Einfache Antwort: Ihre Arbeit. Und wie! Bald darauf nämlich schildert sie mit Schutzweste und Helm gepanzert vom „Morgenmagazin“ bis zu den „Tagesthemen“ nahezu durchgängig den Katastrophenfall. Und wie sie ungerührt, aber empathisch im Gefechtslärm steht, wird bei jeder Schalte deutlicher: es bedarf keiner Desperados mit Testosteronüberschuss und Raucherlunge, um Krisenherde greifbar zu machen, bedurfte es vermutlich nie. In einer hochkomplexen Welt wie unserer sind Kompetenz und Kontrolle wichtiger als Adrenalin und Ego.

Von ersterem, dafür reicht ein Blick in ihr Bildungsportfolio, hat die promovierte Akademikerin aus uraltem Adelsgeschlecht mehr als genug. Letzteres dagegen, betont sie im Video-Call, sei eher hinderlich als hilfreich, wenn ringsherum die Lunte brennt. Ihr wichtigstes Ziel laute entsprechend: „Ich will da lebendig rauskommen!“ Mindestens das zweitwichtigste aber sei gute Berichterstattung dank guter Vorbereitung und gutem Team. Der Tod nützt auch dem adrenalingesättigsten Ego nichts, wenn es noch etwas zu erledigen hat.

Und bei von der Tann hat vieles davon seit Kindesbeinen mit Israel zu tun. Das Land, die Leute, deren Historie, Qualen, Glaubensfragen – sie hat alles durchdrungen wie kaum ein Kollege zuvor, von Kolleginnen dieser jahrzehntelangen Männerdomäne ganz zu schweigen. Geboren 1991 (und nur entfernt verwandt mit der Reporter-Legende Hartmann), interessiert sich die kleine Sophie schließlich schon als Jugendliche für jüdisches Leben in Kassel.

Auch, als sie Theologie, Politik und Geschichte in Oxford, New York und London studiert hat, im ZDF-Studio Washington praktiziert oder beim Münchner BR volontiert, neben Englisch auch Französisch, Arabisch, Hebräisch gelernt, und zwar fließend: Sophie von der Tann behält Israel im Blick, immer. Und jetzt haben wir also sie im Blick, ständig. Eine Auslandskorrespondentin, deren Auftritt trotz Uniform so gar nichts mit der Strenge eines Gerd Ruge zu tun hat oder der Kühle einer Gabriele Krone-Schmalz, der Grandezza eines Peter Scholl-Latour oder der Noblesse einer Antonia Rados.

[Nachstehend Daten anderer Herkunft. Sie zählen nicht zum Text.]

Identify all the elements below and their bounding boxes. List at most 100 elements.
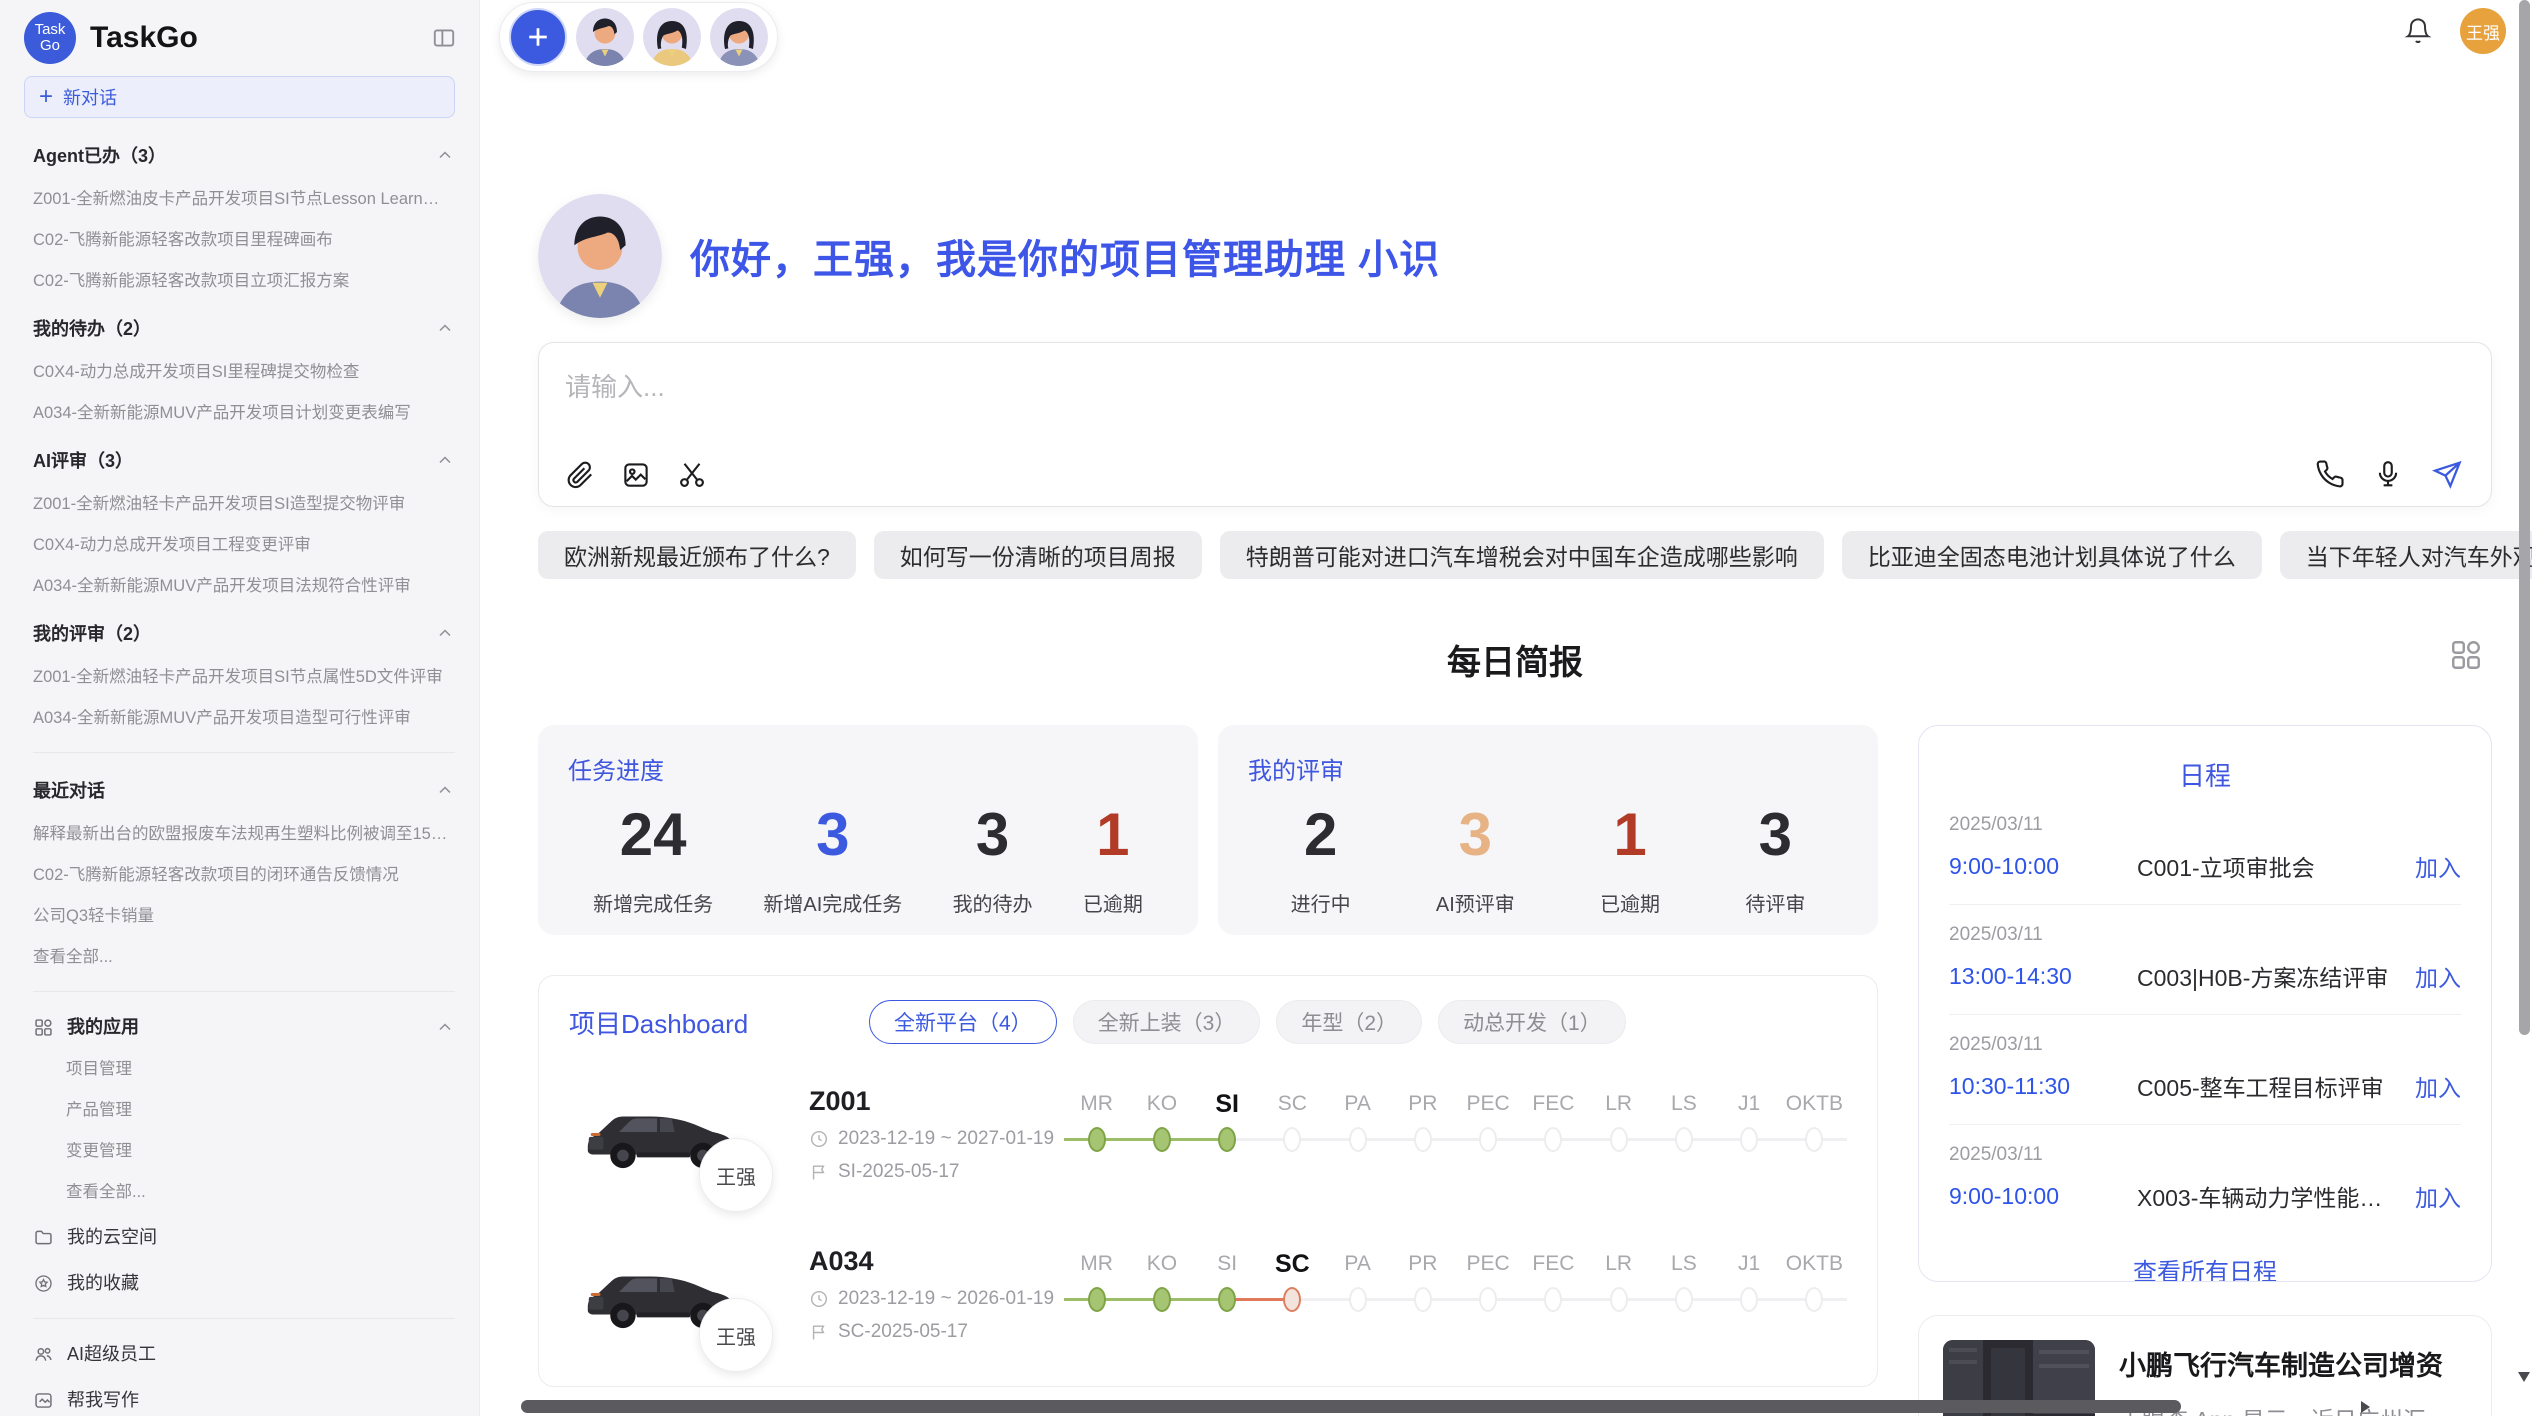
- sidebar-task-item[interactable]: C02-飞腾新能源轻客改款项目立项汇报方案: [33, 272, 455, 291]
- sidebar-task-item[interactable]: C0X4-动力总成开发项目工程变更评审: [33, 536, 455, 555]
- stat-value: 1: [1600, 802, 1660, 868]
- milestone-dot: [1153, 1127, 1171, 1152]
- app-title: TaskGo: [90, 21, 431, 55]
- view-all-schedule-link[interactable]: 查看所有日程: [1949, 1252, 2461, 1282]
- voice-call-icon[interactable]: [2315, 459, 2345, 489]
- sidebar-item-favorites[interactable]: 我的收藏: [33, 1272, 455, 1294]
- schedule-event-title: C003|H0B-方案冻结评审: [2137, 959, 2399, 993]
- app-item[interactable]: 变更管理: [66, 1142, 455, 1161]
- dashboard-tab[interactable]: 全新平台（4）: [869, 1000, 1057, 1044]
- stat-item: 3待评审: [1745, 802, 1805, 917]
- recent-chat-item[interactable]: 解释最新出台的欧盟报废车法规再生塑料比例被调至15%...: [33, 825, 455, 844]
- schedule-time: 9:00-10:00: [1949, 853, 2137, 880]
- sidebar-my-apps-header[interactable]: 我的应用: [33, 1016, 455, 1038]
- topbar-right: 王强: [2404, 8, 2506, 54]
- milestone: OKTB: [1782, 1086, 1847, 1158]
- sidebar-footer-item[interactable]: AI超级员工: [33, 1343, 455, 1365]
- milestone-dot: [1544, 1127, 1562, 1152]
- sidebar-footer-item[interactable]: 帮我写作: [33, 1389, 455, 1411]
- join-meeting-link[interactable]: 加入: [2415, 1179, 2461, 1213]
- agent-avatar[interactable]: [710, 8, 768, 66]
- task-progress-card: 任务进度24新增完成任务3新增AI完成任务3我的待办1已逾期: [538, 725, 1198, 935]
- schedule-entry: 2025/03/1110:30-11:30C005-整车工程目标评审加入: [1949, 1015, 2461, 1125]
- suggestion-chip[interactable]: 欧洲新规最近颁布了什么?: [538, 531, 856, 579]
- view-all-chats-link[interactable]: 查看全部...: [33, 948, 455, 967]
- logo-line2: Go: [40, 38, 60, 54]
- suggestion-chip[interactable]: 特朗普可能对进口汽车增税会对中国车企造成哪些影响: [1220, 531, 1824, 579]
- milestone-dot: [1675, 1287, 1693, 1312]
- recent-chat-item[interactable]: 公司Q3轻卡销量: [33, 907, 455, 926]
- sidebar-task-item[interactable]: C02-飞腾新能源轻客改款项目里程碑画布: [33, 231, 455, 250]
- join-meeting-link[interactable]: 加入: [2415, 849, 2461, 883]
- schedule-title: 日程: [1949, 756, 2461, 793]
- suggestion-chip[interactable]: 当下年轻人对汽车外观有怎样的喜好趋势: [2280, 531, 2532, 579]
- stat-label: 进行中: [1291, 888, 1351, 917]
- project-row-partial: [569, 1384, 1847, 1387]
- new-chat-button[interactable]: + 新对话: [24, 76, 455, 118]
- layout-grid-icon[interactable]: [2448, 637, 2484, 673]
- add-agent-button[interactable]: [509, 8, 567, 66]
- send-icon[interactable]: [2431, 458, 2463, 490]
- project-owner-badge: 王强: [699, 1138, 773, 1212]
- notification-bell-icon[interactable]: [2404, 17, 2432, 45]
- suggestion-chip[interactable]: 如何写一份清晰的项目周报: [874, 531, 1202, 579]
- stat-value: 3: [1745, 802, 1805, 868]
- agent-avatar[interactable]: [643, 8, 701, 66]
- sidebar-task-item[interactable]: A034-全新新能源MUV产品开发项目计划变更表编写: [33, 404, 455, 423]
- view-all-apps-link[interactable]: 查看全部...: [66, 1183, 455, 1202]
- app-item[interactable]: 产品管理: [66, 1101, 455, 1120]
- stat-value: 3: [953, 802, 1033, 868]
- project-row[interactable]: 王强Z0012023-12-19 ~ 2027-01-19SI-2025-05-…: [569, 1064, 1847, 1204]
- sidebar-section-header[interactable]: AI评审（3）: [33, 447, 455, 473]
- sidebar-task-item[interactable]: Z001-全新燃油皮卡产品开发项目SI节点Lesson Learn报告: [33, 190, 455, 209]
- recent-chat-item[interactable]: C02-飞腾新能源轻客改款项目的闭环通告反馈情况: [33, 866, 455, 885]
- sidebar-task-item[interactable]: A034-全新新能源MUV产品开发项目造型可行性评审: [33, 709, 455, 728]
- scroll-down-arrow[interactable]: [2518, 1372, 2530, 1382]
- milestone-label: SI: [1195, 1246, 1260, 1282]
- dashboard-tab[interactable]: 年型（2）: [1276, 1000, 1422, 1044]
- dashboard-tab[interactable]: 全新上装（3）: [1073, 1000, 1261, 1044]
- project-owner-badge: 王强: [699, 1298, 773, 1372]
- sidebar-section-header[interactable]: Agent已办（3）: [33, 142, 455, 168]
- collapse-sidebar-icon[interactable]: [431, 25, 457, 51]
- chat-input-box[interactable]: 请输入...: [538, 342, 2492, 507]
- screenshot-scissors-icon[interactable]: [677, 460, 707, 490]
- hero: 你好，王强，我是你的项目管理助理 小识: [538, 194, 2492, 318]
- vertical-scrollbar-thumb[interactable]: [2519, 0, 2530, 1035]
- dashboard-tab[interactable]: 动总开发（1）: [1438, 1000, 1626, 1044]
- agent-avatar[interactable]: [576, 8, 634, 66]
- schedule-date: 2025/03/11: [1949, 924, 2461, 946]
- project-row[interactable]: 王强A0342023-12-19 ~ 2026-01-19SC-2025-05-…: [569, 1224, 1847, 1364]
- sidebar-task-item[interactable]: A034-全新新能源MUV产品开发项目法规符合性评审: [33, 577, 455, 596]
- image-upload-icon[interactable]: [621, 460, 651, 490]
- join-meeting-link[interactable]: 加入: [2415, 959, 2461, 993]
- milestone: PR: [1390, 1246, 1455, 1318]
- chevron-up-icon: [435, 145, 455, 165]
- milestone: MR: [1064, 1086, 1129, 1158]
- schedule-event-title: C001-立项审批会: [2137, 849, 2399, 883]
- schedule-time: 9:00-10:00: [1949, 1183, 2137, 1210]
- sidebar-task-item[interactable]: C0X4-动力总成开发项目SI里程碑提交物检查: [33, 363, 455, 382]
- sidebar-section-header-recent[interactable]: 最近对话: [33, 777, 455, 803]
- sidebar-section-header[interactable]: 我的待办（2）: [33, 315, 455, 341]
- sidebar-item-cloud-space[interactable]: 我的云空间: [33, 1226, 455, 1248]
- sidebar-section-header[interactable]: 我的评审（2）: [33, 620, 455, 646]
- attachment-icon[interactable]: [565, 460, 595, 490]
- milestone: PEC: [1456, 1246, 1521, 1318]
- vertical-scrollbar[interactable]: [2516, 0, 2532, 1416]
- horizontal-scrollbar-thumb[interactable]: [521, 1400, 2181, 1413]
- microphone-icon[interactable]: [2373, 459, 2403, 489]
- milestone-label: OKTB: [1782, 1246, 1847, 1282]
- user-avatar[interactable]: 王强: [2460, 8, 2506, 54]
- join-meeting-link[interactable]: 加入: [2415, 1069, 2461, 1103]
- milestone-dot: [1740, 1127, 1758, 1152]
- sidebar-task-item[interactable]: Z001-全新燃油轻卡产品开发项目SI节点属性5D文件评审: [33, 668, 455, 687]
- app-item[interactable]: 项目管理: [66, 1060, 455, 1079]
- scroll-right-arrow[interactable]: [2361, 1401, 2370, 1413]
- stat-item: 1已逾期: [1600, 802, 1660, 917]
- milestone-dot: [1805, 1127, 1823, 1152]
- sidebar-task-item[interactable]: Z001-全新燃油轻卡产品开发项目SI造型提交物评审: [33, 495, 455, 514]
- suggestion-chip[interactable]: 比亚迪全固态电池计划具体说了什么: [1842, 531, 2262, 579]
- stat-value: 1: [1083, 802, 1143, 868]
- horizontal-scrollbar[interactable]: [481, 1400, 2512, 1414]
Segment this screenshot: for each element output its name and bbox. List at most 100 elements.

Sophie von der Tann schafft es nämlich, ihr enormes Fachwissen gepaart mit ebenso großer Neugierde an der jugendlichen Optik vorbei auf routinierte Art teilnahmsvoll wirken zu lassen, ohne dabei an Neutralität einzubüßen. Ein schwieriger Begriff, meint sie im Interview mit dem Medienmagazin "Journalist". „Ich würde ihn lieber durch Objektivität ersetzen“. Für eine Journalistin, die so eng mit ihrem Berichtsgegenstand verbunden ist, wäre ersteres wohl auch zu viel verlangt. Letzteres gelingt ihr dagegen spielend, seit sie im Sommer 2021 das ARD-Studio in Tel Aviv übernahm und von dort aus erklärt, was eigentlich unerklärlich ist.

Ähnlich unerklärlich übrigens wie Geschlechterfragen. Darauf angesprochen, reagiert Sophie von der Tann entsprechend reserviert. „Muss man erst ein fünfzigjähriger Mann sein, um in meinem Beruf nicht aufzufallen?“ Nein, muss man nicht. Und niemand belegt das aktuell eindrucksvoller als die 32-Jährige mit der Erfahrung eines halben Lebens fundierten Nahost-Interesses. Ein neuer Typus der Kriegs- und Krisenberichterstattung. Auf kontrollierte Art risikobereit, kompetent und dabei ungeheuer menschlich.